Звонок у соседа не работал, потому приходилась всем гостям его приходилось стучать кулаком по двери, но слой ваты, щедро набитой под дерматин, глушил звук ударов, оттого открывал сосед на сразу, а стук на пятый, а то и шестой-седьмой.
Вот и на этот раз пришлось Антону Максимычу изрядно отбить кулак, прежде чем сосед услышал его стук.
Дверь он открыл широко и беззаботно.
Словно заранее был уверен, что в гости к нему может придти только хороший, ну в крайнем случае - очень хороший человек.
- О! Сосед пожаловал! Заходи, Антон Максимыч!
- Здорово, Фёдор, - ответил Антон Максимыч, заходя в квартиру. - Не боишься открывать-то так?
- А чего боятся? - простодушно ответил Фёдор. - Чего у меня брать-то?

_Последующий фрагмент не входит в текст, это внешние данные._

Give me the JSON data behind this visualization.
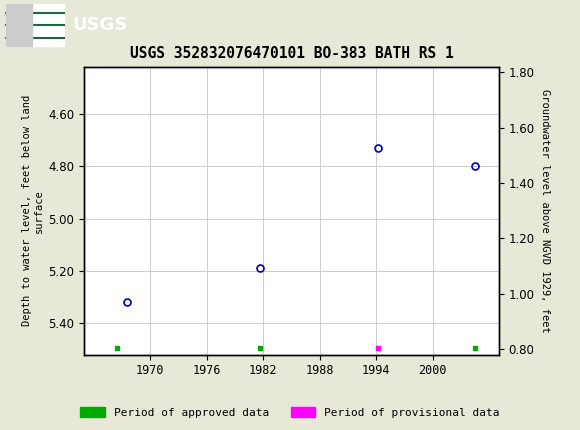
{
  "title": "USGS 352832076470101 BO-383 BATH RS 1",
  "ylabel_left": "Depth to water level, feet below land\nsurface",
  "ylabel_right": "Groundwater level above NGVD 1929, feet",
  "header_color": "#1a6b3c",
  "plot_bg": "#ffffff",
  "grid_color": "#cccccc",
  "data_points": [
    {
      "year": 1967.5,
      "depth": 5.32
    },
    {
      "year": 1981.7,
      "depth": 5.19
    },
    {
      "year": 1994.2,
      "depth": 4.73
    },
    {
      "year": 2004.5,
      "depth": 4.8
    }
  ],
  "approved_squares": [
    {
      "year": 1966.5,
      "depth": 5.495
    },
    {
      "year": 1981.7,
      "depth": 5.495
    },
    {
      "year": 2004.5,
      "depth": 5.495
    }
  ],
  "provisional_squares": [
    {
      "year": 1994.2,
      "depth": 5.495
    }
  ],
  "ylim_left": [
    5.52,
    4.42
  ],
  "ylim_right": [
    0.78,
    1.82
  ],
  "yticks_left": [
    4.6,
    4.8,
    5.0,
    5.2,
    5.4
  ],
  "yticks_right": [
    0.8,
    1.0,
    1.2,
    1.4,
    1.6,
    1.8
  ],
  "xlim": [
    1963,
    2007
  ],
  "xticks": [
    1970,
    1976,
    1982,
    1988,
    1994,
    2000
  ],
  "point_color": "#0000bb",
  "approved_color": "#00aa00",
  "provisional_color": "#ff00ff",
  "legend_approved": "Period of approved data",
  "legend_provisional": "Period of provisional data",
  "bg_color": "#e8e8d8"
}
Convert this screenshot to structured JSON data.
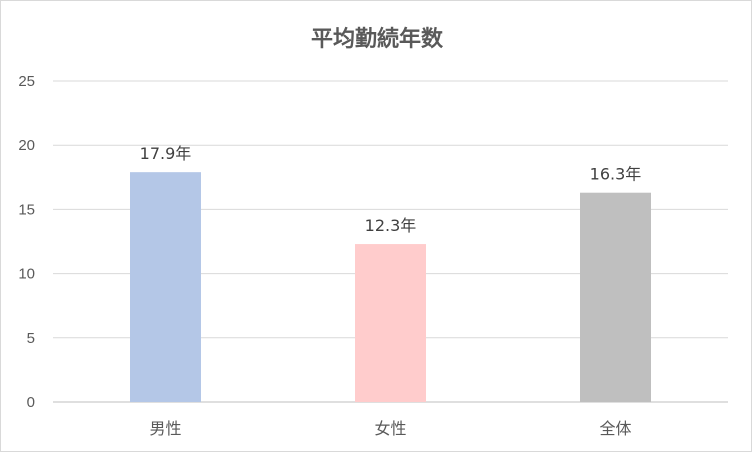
{
  "chart_data": {
    "type": "bar",
    "title": "平均勤続年数",
    "categories": [
      "男性",
      "女性",
      "全体"
    ],
    "values": [
      17.9,
      12.3,
      16.3
    ],
    "data_labels": [
      "17.9年",
      "12.3年",
      "16.3年"
    ],
    "colors": [
      "#b4c7e7",
      "#ffcccc",
      "#bfbfbf"
    ],
    "ylim": [
      0,
      25
    ],
    "yticks": [
      0,
      5,
      10,
      15,
      20,
      25
    ],
    "grid": true,
    "legend": "none"
  }
}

Телевизор вон - картинка мельтешит. Одежду я уж давно не покупаю. Холодильник - "ЗиЛ" ещё, лет уж пятнадцать ему. Чего брать? Крупу с подоконника? Это богатые пускай боятся, а мне чего… Да ты хрипишь вроде, а?
- Прихватило, - махнул рукой Антон Максимыч.
Другой же рукой прижимал он всё это время к груди заветную бутылку.
- Один ты? - спросил он Фёдора осторожно.
- Не, с дитём сижу, - ответил Фёдор. - Ты ж знаешь, он у нас в ясли не ходит. Это… синдром у него… А, забыл, блин! Названий напридумывают - хрен запомнишь. Жена на работе, вечером в аптеку побежит… А я вот сижу…
- Ты чего, так и не устроился? - спросил Антон Максимыч, проходя на кухню.
- А где устроишься? - ответил Фёдор. - Ну так, разгружаю иногда… Вон, у нас тут склад рядом оптовый… Да тоже, козлы эти, из охраны, гоняют… Ну, в магазине иногда… Жена вот зарабатывает, живём пока… А ты чего спросил то? Принёс, что ль, чего?
- Нюх прямо у тебя, - сказал Антон Максимыч и поставил нагретую уже бутылку на стол. - Не веришь - с девятого мая храню. Две недели уже. Ты извини, я тут погрел её… Горло ж у меня…
- Две недели? - искренне удивился Фёдор. - Ну, воля у тебя…
По коридору, подволакивая ноги, прошлёпал малыш.